Scott_S-Carlsbad03.jpgSteve Scott, photo by PhotoRun.net

Steve was from the truly golden time in miling, with the likes of Seb Coe, Steve Ovett, Thomas Wessinghage, Steve Cram, Ray Flynn, Ray Wicksell, John Walker. These men would race against each other (well, most of them) every third or fourth night during the Summer season.

Jeff Benjamin caught up with Steve and here is what the coach of UC San Marcos suggested for young athletes.

Training tips from Mile Legend Steve Scott -by Jeff Benjamin-

136 Sub-4 Minute Miles. World-Class Cross Country, Indoor, Outdoor and Road Racing Competitor. 1983 World Champ 1500 Silver Medalist. American Mile Record Holder for almost 25 years (3:47.69)!

There are so many more accomplishments and records in competition by Steve Scott that they would not be able to fit into this piece!
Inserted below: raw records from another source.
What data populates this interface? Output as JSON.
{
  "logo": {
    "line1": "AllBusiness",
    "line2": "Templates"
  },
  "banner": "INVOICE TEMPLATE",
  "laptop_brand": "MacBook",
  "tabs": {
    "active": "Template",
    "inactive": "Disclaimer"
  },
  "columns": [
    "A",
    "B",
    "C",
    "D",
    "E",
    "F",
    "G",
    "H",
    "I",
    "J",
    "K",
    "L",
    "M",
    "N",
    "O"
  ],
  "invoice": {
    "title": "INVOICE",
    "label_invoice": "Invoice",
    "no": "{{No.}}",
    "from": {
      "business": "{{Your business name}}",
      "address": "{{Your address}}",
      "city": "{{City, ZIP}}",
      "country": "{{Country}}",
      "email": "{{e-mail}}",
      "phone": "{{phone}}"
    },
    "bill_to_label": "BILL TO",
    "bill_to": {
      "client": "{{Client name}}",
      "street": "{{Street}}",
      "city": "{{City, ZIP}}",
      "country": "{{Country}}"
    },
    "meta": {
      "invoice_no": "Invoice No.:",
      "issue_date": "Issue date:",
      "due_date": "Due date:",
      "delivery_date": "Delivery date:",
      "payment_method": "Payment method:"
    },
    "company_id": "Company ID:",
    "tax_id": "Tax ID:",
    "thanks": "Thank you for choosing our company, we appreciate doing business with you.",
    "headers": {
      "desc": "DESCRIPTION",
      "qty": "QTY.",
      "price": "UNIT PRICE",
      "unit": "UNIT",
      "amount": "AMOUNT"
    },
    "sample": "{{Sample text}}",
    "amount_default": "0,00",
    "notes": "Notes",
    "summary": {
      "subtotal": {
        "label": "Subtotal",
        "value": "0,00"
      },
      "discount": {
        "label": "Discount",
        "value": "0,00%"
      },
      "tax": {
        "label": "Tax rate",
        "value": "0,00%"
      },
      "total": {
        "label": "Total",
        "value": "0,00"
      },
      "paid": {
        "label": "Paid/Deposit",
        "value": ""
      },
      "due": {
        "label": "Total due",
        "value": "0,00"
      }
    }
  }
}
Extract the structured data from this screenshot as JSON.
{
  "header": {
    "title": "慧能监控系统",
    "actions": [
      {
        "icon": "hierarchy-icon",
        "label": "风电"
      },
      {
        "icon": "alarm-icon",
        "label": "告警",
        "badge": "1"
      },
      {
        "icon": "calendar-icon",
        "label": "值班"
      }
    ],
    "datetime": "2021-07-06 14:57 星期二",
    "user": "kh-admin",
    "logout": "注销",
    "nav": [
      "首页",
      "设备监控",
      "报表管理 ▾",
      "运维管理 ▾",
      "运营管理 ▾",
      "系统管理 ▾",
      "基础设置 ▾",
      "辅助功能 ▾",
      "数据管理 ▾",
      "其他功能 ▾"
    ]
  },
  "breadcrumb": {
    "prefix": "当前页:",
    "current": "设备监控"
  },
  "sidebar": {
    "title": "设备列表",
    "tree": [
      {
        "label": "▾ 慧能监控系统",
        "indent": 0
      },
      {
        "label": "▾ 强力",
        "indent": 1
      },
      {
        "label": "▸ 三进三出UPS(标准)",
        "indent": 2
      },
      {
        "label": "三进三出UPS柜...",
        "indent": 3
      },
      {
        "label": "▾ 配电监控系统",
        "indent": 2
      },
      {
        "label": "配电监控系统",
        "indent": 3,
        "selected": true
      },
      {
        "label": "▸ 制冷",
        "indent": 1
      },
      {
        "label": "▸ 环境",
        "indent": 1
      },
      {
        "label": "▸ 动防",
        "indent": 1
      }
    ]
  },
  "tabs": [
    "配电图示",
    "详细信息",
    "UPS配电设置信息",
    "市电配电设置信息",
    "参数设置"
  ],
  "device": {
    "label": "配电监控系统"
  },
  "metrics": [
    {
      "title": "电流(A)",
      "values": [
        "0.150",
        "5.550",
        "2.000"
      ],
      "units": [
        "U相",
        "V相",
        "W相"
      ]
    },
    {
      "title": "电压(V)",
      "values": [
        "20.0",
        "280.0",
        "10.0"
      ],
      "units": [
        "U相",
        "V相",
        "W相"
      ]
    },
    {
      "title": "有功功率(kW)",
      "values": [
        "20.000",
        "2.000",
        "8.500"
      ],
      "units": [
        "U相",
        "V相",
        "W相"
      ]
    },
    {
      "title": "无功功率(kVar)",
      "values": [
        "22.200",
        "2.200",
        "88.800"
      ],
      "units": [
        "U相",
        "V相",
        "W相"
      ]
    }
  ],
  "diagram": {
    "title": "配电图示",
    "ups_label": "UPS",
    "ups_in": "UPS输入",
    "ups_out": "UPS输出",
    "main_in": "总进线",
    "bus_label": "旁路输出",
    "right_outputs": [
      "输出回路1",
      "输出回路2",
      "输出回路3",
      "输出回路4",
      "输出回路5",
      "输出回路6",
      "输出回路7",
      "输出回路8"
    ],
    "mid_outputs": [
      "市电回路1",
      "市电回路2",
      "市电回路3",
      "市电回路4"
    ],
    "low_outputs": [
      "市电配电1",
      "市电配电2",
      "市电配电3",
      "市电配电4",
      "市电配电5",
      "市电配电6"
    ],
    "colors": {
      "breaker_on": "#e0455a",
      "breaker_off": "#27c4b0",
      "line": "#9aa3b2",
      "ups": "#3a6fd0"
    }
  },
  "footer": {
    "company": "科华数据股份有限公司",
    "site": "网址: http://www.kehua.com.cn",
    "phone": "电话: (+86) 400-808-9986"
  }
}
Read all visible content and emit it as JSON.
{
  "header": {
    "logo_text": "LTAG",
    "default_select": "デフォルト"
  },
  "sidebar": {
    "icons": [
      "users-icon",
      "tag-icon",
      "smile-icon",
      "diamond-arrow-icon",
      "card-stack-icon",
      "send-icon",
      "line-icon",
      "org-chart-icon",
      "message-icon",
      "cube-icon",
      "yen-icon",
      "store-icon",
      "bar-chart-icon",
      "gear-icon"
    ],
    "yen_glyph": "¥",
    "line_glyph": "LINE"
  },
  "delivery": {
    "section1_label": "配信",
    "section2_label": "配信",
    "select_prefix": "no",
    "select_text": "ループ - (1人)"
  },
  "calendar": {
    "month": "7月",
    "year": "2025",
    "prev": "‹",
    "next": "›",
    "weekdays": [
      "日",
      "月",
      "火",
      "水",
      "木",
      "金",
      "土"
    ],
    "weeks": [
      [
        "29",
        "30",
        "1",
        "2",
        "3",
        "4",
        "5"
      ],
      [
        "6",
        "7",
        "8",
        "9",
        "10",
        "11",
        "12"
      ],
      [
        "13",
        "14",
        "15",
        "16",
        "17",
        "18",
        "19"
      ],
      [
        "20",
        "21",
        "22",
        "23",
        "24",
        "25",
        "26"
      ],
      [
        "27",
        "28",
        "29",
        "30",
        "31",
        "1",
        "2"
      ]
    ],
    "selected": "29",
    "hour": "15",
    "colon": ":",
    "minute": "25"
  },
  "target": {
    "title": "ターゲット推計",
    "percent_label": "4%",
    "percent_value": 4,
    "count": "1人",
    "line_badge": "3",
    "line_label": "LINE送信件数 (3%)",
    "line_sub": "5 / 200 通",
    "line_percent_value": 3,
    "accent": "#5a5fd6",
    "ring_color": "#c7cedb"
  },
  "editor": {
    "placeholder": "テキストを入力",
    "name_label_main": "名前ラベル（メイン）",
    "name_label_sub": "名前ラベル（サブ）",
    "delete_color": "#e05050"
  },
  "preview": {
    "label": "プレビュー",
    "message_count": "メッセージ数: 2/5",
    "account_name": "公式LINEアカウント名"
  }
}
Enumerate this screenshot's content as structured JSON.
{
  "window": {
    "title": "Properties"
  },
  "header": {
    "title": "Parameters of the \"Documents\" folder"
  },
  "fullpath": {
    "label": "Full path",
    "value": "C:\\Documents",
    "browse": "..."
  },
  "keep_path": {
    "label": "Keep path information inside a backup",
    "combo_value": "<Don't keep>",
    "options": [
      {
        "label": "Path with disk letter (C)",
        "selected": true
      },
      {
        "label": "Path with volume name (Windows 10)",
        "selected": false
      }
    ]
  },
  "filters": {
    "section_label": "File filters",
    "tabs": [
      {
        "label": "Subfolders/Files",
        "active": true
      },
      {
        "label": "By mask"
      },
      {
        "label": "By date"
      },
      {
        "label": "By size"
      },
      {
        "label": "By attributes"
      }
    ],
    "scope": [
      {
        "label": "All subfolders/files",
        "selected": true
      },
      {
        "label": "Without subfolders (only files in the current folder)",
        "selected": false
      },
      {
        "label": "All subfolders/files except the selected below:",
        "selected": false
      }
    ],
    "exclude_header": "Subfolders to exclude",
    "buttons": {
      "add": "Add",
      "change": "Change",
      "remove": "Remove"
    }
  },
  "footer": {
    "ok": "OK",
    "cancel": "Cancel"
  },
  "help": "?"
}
These days, Scott coaches at Cal State San Marcos, where he shares his passion and wisdom.

Recently, Scott was gracious enough to share 7 tips to improve one's running for youngsters-

1. Work on speed, not endurance. You build speed until you are a teenager, you can build endurance the rest of your life.

2. Keep it short and sweet. Run short intervals to keep the quality up, sending kids on a 5 mile run most likely will turn into a death march.

3. Work on flexibility. Make a stretching routine part of your daily program.

4. Drill, drill, drill! Work on running mechanics, if you create bad habits young, they will stay forever.

5. Become a forefoot striker. Heal striking will just slow you down and be more damaging to your body.

6. Learn to race the competition, not the clock. If you win every race you run, eventually the time will come.

7. Once or twice a week, play games that will build other muscle groups.